確かに、CADを操作している時間だけでなく、調べたり確認したりする時間も結構ありますね。

将来的には、設計者が「過去に類似事例はある?」「この設計は社内ルールに合っている?」「製造上の懸念はない?」といった質問を自然な言葉で投げかけると、CATIA AIが設計データや社内ナレッジをもとに、回答や提案をしてくれるようになることが期待されています。

まさに、「CATIAを操作する」から「同僚のようなCATIAと対話しながら設計する」設計環境ですね。

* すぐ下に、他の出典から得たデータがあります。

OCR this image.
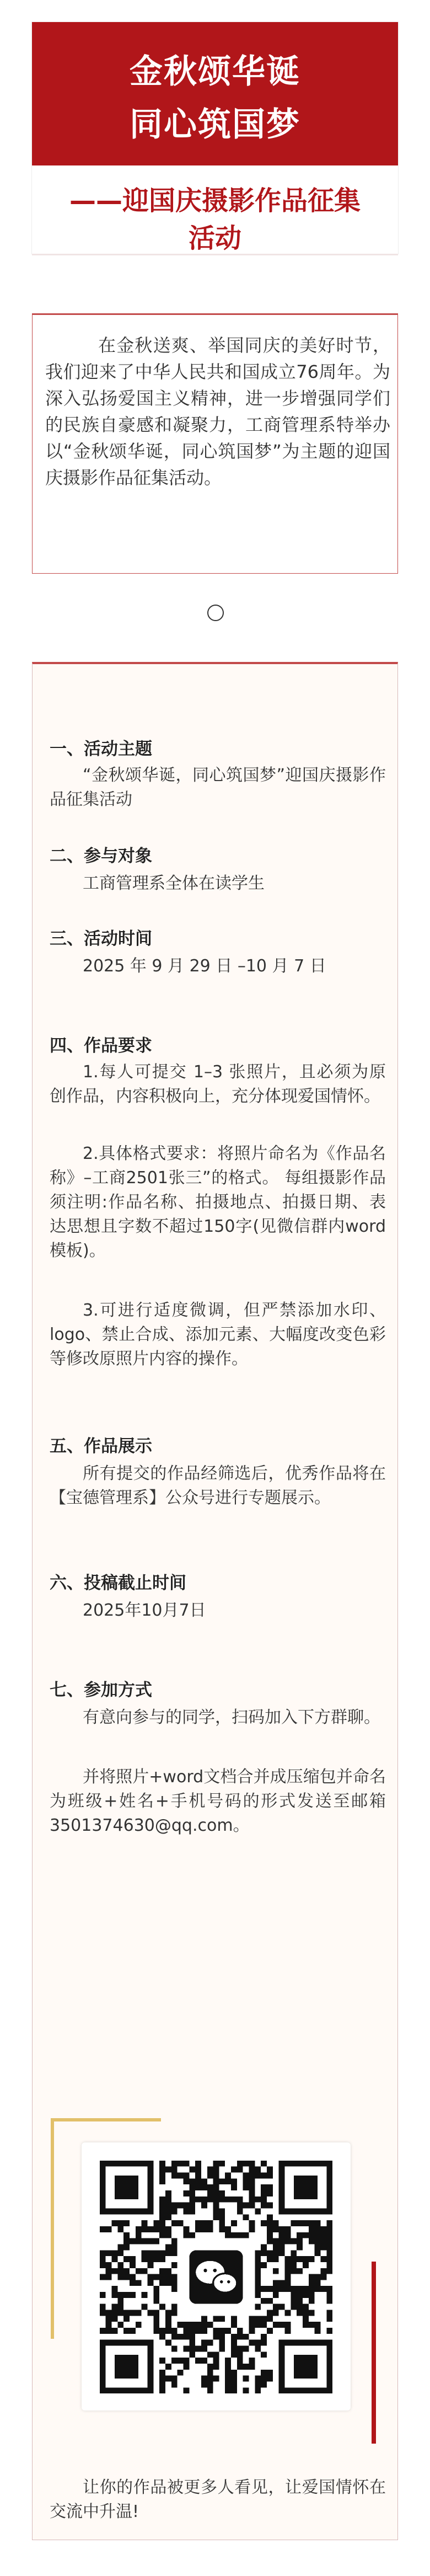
金秋颂华诞
同心筑国梦
——迎国庆摄影作品征集
活动
在金秋送爽、举国同庆的美好时节，我们迎来了中华人民共和国成立76周年。为深入弘扬爱国主义精神，进一步增强同学们的民族自豪感和凝聚力，工商管理系特举办以“金秋颂华诞，同心筑国梦”为主题的迎国庆摄影作品征集活动。
一、活动主题
“金秋颂华诞，同心筑国梦”迎国庆摄影作品征集活动
二、参与对象
工商管理系全体在读学生
三、活动时间
2025 年 9 月 29 日 –10 月 7 日
四、作品要求
1.每人可提交 1–3 张照片，且必须为原创作品，内容积极向上，充分体现爱国情怀。
2.具体格式要求：将照片命名为《作品名称》–工商2501张三”的格式。 每组摄影作品须注明:作品名称、拍摄地点、拍摄日期、表达思想且字数不超过150字(见微信群内word模板)。
3.可进行适度微调，但严禁添加水印、logo、禁止合成、添加元素、大幅度改变色彩等修改原照片内容的操作。
五、作品展示
所有提交的作品经筛选后，优秀作品将在【宝德管理系】公众号进行专题展示。
六、投稿截止时间
2025年10月7日
七、参加方式
有意向参与的同学，扫码加入下方群聊。
并将照片+word文档合并成压缩包并命名为班级+姓名+手机号码的形式发送至邮箱3501374630@qq.com。
让你的作品被更多人看见，让爱国情怀在交流中升温!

[AI時代の成果を左右するのは、AIが活躍できる環境づくり]
AIが進化したときに大きな成果を生み出すのは、AIを導入した企業ではなく、AIが活躍できる環境を準備できていた企業かもしれません。

AIは、何もないところから企業固有の設計ノウハウを生み出せるわけではありません。過去の設計データや設計判断の理由、製造時の知見など、AIが活用できる「材料」を蓄積しておくことが重要です。

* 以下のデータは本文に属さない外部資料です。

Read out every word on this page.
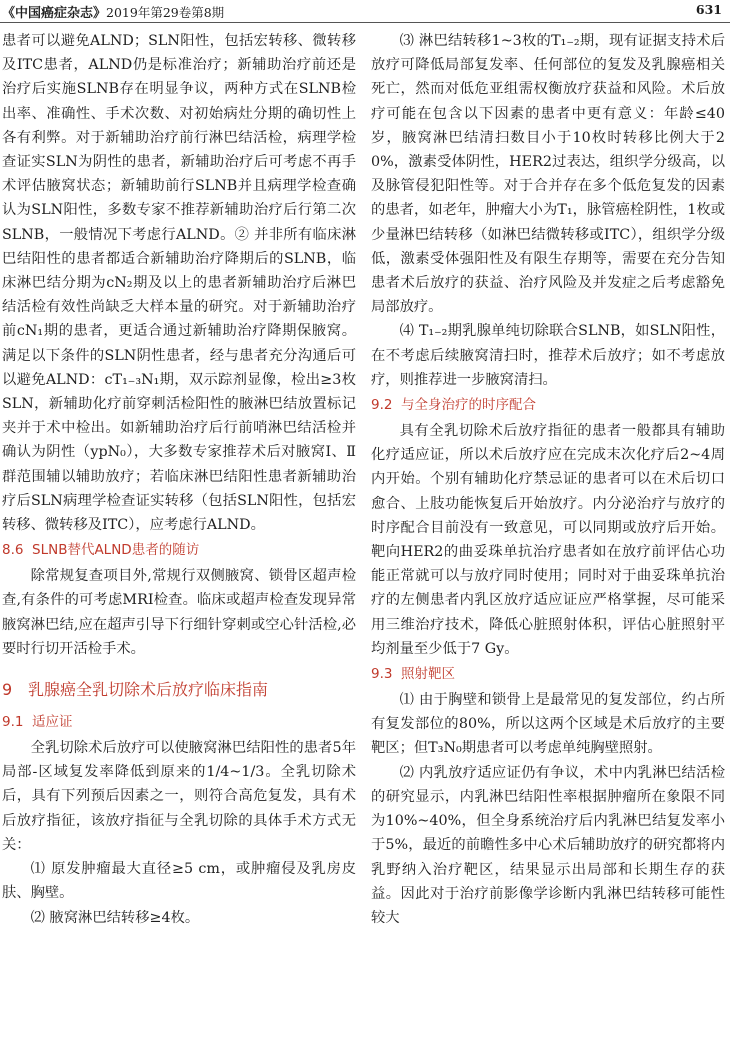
《中国癌症杂志》2019年第29卷第8期	631

患者可以避免ALND；SLN阳性，包括宏转移、微转移及ITC患者，ALND仍是标准治疗；新辅助治疗前还是治疗后实施SLNB存在明显争议，两种方式在SLNB检出率、准确性、手术次数、对初始病灶分期的确切性上各有利弊。对于新辅助治疗前行淋巴结活检，病理学检查证实SLN为阴性的患者，新辅助治疗后可考虑不再手术评估腋窝状态；新辅助前行SLNB并且病理学检查确认为SLN阳性，多数专家不推荐新辅助治疗后行第二次SLNB，一般情况下考虑行ALND。② 并非所有临床淋巴结阳性的患者都适合新辅助治疗降期后的SLNB，临床淋巴结分期为cN₂期及以上的患者新辅助治疗后淋巴结活检有效性尚缺乏大样本量的研究。对于新辅助治疗前cN₁期的患者，更适合通过新辅助治疗降期保腋窝。满足以下条件的SLN阴性患者，经与患者充分沟通后可以避免ALND：cT₁₋₃N₁期，双示踪剂显像，检出≥3枚SLN，新辅助化疗前穿刺活检阳性的腋淋巴结放置标记夹并于术中检出。如新辅助治疗后行前哨淋巴结活检并确认为阴性（ypN₀），大多数专家推荐术后对腋窝Ⅰ、Ⅱ群范围辅以辅助放疗；若临床淋巴结阳性患者新辅助治疗后SLN病理学检查证实转移（包括SLN阳性，包括宏转移、微转移及ITC），应考虑行ALND。

8.6 SLNB替代ALND患者的随访

除常规复查项目外,常规行双侧腋窝、锁骨区超声检查,有条件的可考虑MRI检查。临床或超声检查发现异常腋窝淋巴结,应在超声引导下行细针穿刺或空心针活检,必要时行切开活检手术。

9 乳腺癌全乳切除术后放疗临床指南
9.1 适应证

全乳切除术后放疗可以使腋窝淋巴结阳性的患者5年局部-区域复发率降低到原来的1/4~1/3。全乳切除术后，具有下列预后因素之一，则符合高危复发，具有术后放疗指征，该放疗指征与全乳切除的具体手术方式无关：

⑴ 原发肿瘤最大直径≥5 cm，或肿瘤侵及乳房皮肤、胸壁。

⑵ 腋窝淋巴结转移≥4枚。

⑶ 淋巴结转移1~3枚的T₁₋₂期，现有证据支持术后放疗可降低局部复发率、任何部位的复发及乳腺癌相关死亡，然而对低危亚组需权衡放疗获益和风险。术后放疗可能在包含以下因素的患者中更有意义：年龄≤40岁，腋窝淋巴结清扫数目小于10枚时转移比例大于20%，激素受体阴性，HER2过表达，组织学分级高，以及脉管侵犯阳性等。对于合并存在多个低危复发的因素的患者，如老年，肿瘤大小为T₁，脉管癌栓阴性，1枚或少量淋巴结转移（如淋巴结微转移或ITC），组织学分级低，激素受体强阳性及有限生存期等，需要在充分告知患者术后放疗的获益、治疗风险及并发症之后考虑豁免局部放疗。

⑷ T₁₋₂期乳腺单纯切除联合SLNB，如SLN阳性，在不考虑后续腋窝清扫时，推荐术后放疗；如不考虑放疗，则推荐进一步腋窝清扫。

9.2 与全身治疗的时序配合

具有全乳切除术后放疗指征的患者一般都具有辅助化疗适应证，所以术后放疗应在完成末次化疗后2~4周内开始。个别有辅助化疗禁忌证的患者可以在术后切口愈合、上肢功能恢复后开始放疗。内分泌治疗与放疗的时序配合目前没有一致意见，可以同期或放疗后开始。靶向HER2的曲妥珠单抗治疗患者如在放疗前评估心功能正常就可以与放疗同时使用；同时对于曲妥珠单抗治疗的左侧患者内乳区放疗适应证应严格掌握，尽可能采用三维治疗技术，降低心脏照射体积，评估心脏照射平均剂量至少低于7 Gy。

9.3 照射靶区

⑴ 由于胸壁和锁骨上是最常见的复发部位，约占所有复发部位的80%，所以这两个区域是术后放疗的主要靶区；但T₃N₀期患者可以考虑单纯胸壁照射。

⑵ 内乳放疗适应证仍有争议，术中内乳淋巴结活检的研究显示，内乳淋巴结阳性率根据肿瘤所在象限不同为10%~40%，但全身系统治疗后内乳淋巴结复发率小于5%，最近的前瞻性多中心术后辅助放疗的研究都将内乳野纳入治疗靶区，结果显示出局部和长期生存的获益。因此对于治疗前影像学诊断内乳淋巴结转移可能性较大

なるほど。そのために重要なのは、AIそのものを導入することではなく、AIが活躍できる「データと知見の環境」を整えておくことですね。
- 設計データを蓄積すること
- 設計意図を残すこと
- 過去の知見を再利用できる状態にすること
- 設計と製造のデータをつなげること

その通りです!

CATIA AIで、これからの設計業務がどのように変わっていくのか、今後の進化にますます期待が膨らみますね。